È con queste parole, pubblicate su facebook poco più tardi delle 21:00 di ieri, che il sindaco uscente della città di Lecce, Paolo Perrone, ha ufficializzato la propria candidatura al prossimo consiglio comunale tra le fila dei fittianidi Direzione Italia.
 
Un messaggio, quello del primo cittadino leccese, che, non appena postato, ha suscitato immediatamente l’interesse, il sostegno e, come prevedibile, anche qualche critica da parte di molti follower della sua fanpage ufficiale.
 
Poche righe che riassumono, però, una parabola durata due mandati e dieci anni ininterrotti di amministrazione che lo hanno visto, fra l’altro, in cima alla Governance Poll de ‘Il Sole 24 ore’ come sindaco più amato d’Italia nel biennio 2015-2016.
 
Perrone, quindi, scende in campo a sostegno di Mauro Giliberti partendo, appunto, dalla sua esperienza alla guida del capoluogo salentino che, come ci ha tenuto a sottolineare, è costata anche “rinunce personali, amarezze e tanta fatica”.
 
“Ho avuto ogni giorno i leccesi dalla mia parte – ha poi proseguito – e la forza per andare avanti è stata proprio questa, il consenso della gente, gli incoraggiamenti, le strette di mano, la fierezza di essere il sindaco di una città riconosciuta ovunque”.
 
“Niente è per sempre –ha infine concluso – e ora questa avventura sta per finire.

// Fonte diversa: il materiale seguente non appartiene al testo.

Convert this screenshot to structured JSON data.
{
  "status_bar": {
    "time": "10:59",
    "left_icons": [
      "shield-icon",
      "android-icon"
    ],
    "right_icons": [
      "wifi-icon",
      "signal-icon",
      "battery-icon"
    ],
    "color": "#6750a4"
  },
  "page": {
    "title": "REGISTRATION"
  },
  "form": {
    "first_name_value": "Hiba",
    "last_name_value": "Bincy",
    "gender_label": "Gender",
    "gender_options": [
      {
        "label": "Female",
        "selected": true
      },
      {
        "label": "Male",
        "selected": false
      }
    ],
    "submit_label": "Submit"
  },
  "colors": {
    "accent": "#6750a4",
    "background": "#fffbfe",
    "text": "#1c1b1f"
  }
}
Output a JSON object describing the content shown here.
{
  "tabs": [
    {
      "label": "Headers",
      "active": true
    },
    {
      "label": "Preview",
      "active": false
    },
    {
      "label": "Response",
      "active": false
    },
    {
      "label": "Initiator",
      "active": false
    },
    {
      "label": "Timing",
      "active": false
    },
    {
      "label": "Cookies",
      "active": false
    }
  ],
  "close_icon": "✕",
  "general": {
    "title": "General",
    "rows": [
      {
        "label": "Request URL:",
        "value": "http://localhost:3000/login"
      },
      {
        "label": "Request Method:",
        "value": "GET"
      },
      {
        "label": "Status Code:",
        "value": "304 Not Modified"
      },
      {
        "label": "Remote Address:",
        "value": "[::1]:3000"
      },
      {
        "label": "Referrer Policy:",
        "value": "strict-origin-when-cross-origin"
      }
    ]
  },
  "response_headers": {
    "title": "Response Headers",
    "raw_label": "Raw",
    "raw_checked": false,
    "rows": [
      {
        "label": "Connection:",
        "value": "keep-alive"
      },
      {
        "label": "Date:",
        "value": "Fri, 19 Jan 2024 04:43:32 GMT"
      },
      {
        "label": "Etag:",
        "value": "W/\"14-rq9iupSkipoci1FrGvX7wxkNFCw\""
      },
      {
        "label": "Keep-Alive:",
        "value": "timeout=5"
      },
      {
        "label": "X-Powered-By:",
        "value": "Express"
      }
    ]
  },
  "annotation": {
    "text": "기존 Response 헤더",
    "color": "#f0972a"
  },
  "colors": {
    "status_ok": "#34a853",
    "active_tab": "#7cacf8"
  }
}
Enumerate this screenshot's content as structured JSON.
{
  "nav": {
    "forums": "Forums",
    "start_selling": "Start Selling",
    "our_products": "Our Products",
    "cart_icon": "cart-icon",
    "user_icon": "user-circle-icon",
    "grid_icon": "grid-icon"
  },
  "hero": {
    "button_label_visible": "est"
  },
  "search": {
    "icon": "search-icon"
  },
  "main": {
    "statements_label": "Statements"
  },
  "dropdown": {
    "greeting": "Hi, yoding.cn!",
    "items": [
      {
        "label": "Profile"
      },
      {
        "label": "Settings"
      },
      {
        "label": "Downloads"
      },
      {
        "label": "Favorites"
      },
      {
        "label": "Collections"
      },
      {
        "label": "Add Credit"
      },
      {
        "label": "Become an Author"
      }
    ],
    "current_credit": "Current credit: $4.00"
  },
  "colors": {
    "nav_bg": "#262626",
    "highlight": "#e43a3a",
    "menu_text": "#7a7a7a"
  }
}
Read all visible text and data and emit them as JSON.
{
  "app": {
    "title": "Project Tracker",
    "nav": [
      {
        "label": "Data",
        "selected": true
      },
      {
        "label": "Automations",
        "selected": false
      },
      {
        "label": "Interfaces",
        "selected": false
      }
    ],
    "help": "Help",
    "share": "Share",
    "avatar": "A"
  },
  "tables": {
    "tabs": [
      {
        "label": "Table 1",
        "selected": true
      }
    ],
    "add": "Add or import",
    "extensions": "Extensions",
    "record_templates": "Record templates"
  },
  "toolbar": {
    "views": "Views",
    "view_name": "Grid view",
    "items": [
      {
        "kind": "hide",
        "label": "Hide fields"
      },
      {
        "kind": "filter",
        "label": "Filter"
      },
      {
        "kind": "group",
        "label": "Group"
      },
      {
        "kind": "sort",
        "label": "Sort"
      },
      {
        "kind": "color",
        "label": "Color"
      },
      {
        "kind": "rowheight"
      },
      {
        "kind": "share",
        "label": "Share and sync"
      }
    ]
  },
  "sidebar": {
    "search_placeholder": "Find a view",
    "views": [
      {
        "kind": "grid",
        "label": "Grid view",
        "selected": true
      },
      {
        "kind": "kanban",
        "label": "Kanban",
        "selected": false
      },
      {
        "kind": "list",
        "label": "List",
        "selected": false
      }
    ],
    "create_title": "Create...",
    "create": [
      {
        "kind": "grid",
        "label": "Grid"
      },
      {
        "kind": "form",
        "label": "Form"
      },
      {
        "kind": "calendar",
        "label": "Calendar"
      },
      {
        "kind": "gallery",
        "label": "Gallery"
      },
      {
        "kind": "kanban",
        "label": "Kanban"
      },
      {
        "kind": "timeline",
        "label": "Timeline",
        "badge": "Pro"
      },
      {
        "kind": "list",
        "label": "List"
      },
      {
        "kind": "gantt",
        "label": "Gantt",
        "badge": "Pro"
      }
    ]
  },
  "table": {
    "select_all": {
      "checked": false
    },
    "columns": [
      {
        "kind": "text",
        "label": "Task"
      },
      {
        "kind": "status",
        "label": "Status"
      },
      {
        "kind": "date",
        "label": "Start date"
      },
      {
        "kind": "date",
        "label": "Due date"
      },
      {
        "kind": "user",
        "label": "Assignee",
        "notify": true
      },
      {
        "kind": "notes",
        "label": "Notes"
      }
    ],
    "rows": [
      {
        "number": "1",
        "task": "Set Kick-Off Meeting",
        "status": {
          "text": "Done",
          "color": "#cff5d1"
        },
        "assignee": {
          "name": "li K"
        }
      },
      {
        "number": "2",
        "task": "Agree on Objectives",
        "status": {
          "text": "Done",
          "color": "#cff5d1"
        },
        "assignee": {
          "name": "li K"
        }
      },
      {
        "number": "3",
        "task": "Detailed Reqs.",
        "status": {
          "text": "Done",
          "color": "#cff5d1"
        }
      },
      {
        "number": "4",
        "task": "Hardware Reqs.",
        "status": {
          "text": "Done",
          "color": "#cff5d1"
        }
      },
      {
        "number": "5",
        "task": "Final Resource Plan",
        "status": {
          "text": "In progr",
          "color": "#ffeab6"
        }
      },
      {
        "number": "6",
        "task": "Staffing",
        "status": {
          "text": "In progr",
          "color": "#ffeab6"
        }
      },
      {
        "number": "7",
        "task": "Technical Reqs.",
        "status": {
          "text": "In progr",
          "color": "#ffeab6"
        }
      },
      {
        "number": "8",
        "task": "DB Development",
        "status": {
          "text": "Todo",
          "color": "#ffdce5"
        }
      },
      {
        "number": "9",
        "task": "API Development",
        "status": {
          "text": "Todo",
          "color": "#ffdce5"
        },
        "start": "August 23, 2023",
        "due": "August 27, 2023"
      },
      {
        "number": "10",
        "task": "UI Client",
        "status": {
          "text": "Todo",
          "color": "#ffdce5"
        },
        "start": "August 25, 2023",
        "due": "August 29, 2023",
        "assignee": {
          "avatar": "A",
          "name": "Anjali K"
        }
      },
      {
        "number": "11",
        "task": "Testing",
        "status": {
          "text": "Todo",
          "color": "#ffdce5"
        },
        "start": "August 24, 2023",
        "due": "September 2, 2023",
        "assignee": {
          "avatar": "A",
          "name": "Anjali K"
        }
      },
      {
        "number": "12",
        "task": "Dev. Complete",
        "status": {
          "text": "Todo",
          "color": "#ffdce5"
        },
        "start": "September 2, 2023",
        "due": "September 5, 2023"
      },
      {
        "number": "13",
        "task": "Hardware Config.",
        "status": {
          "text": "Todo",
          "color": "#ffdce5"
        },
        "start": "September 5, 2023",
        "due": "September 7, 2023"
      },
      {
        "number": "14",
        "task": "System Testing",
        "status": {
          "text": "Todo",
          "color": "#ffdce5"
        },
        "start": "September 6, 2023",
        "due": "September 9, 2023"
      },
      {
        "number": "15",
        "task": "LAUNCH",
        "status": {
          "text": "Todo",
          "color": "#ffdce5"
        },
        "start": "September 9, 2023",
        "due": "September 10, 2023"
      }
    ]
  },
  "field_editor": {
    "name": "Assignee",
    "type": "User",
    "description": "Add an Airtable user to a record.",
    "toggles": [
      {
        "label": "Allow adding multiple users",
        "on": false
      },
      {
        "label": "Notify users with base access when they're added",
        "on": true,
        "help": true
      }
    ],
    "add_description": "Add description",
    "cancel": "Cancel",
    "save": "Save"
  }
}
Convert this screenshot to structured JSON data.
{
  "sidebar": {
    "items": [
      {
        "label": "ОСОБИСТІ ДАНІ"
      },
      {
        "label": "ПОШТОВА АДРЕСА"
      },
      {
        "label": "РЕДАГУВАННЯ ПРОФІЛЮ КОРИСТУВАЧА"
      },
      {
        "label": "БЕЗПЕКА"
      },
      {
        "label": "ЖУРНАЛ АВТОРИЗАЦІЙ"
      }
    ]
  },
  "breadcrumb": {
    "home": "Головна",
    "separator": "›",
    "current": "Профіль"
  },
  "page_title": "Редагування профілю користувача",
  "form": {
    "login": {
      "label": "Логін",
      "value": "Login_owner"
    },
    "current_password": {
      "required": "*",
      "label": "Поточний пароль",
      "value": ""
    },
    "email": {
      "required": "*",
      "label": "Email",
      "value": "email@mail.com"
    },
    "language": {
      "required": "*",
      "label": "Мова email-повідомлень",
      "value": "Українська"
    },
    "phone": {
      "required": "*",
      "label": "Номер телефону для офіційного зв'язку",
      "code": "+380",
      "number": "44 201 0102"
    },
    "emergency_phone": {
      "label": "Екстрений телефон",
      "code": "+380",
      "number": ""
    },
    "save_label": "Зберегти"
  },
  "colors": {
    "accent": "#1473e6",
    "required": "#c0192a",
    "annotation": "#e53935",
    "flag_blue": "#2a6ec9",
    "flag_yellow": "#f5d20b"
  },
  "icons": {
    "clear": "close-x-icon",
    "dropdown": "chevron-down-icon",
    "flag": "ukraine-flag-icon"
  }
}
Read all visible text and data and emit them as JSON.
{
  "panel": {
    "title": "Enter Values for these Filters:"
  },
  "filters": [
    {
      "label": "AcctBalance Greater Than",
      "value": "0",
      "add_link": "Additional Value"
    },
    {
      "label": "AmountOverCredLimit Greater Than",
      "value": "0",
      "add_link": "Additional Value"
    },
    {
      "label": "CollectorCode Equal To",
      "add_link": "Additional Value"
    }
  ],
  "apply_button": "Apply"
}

Amo la mia città e voglio continuare a servirla e a rendermi utile con il mio impegno e la mia esperienza. Per questo mi candido al Consiglio comunale. Con la coscienza a posto e l'orgoglio del lavoro svolto, sono certo che il cammino di rinascita della nostra Lecce può, anzi deve continuare. Perché c'è altro da fare.”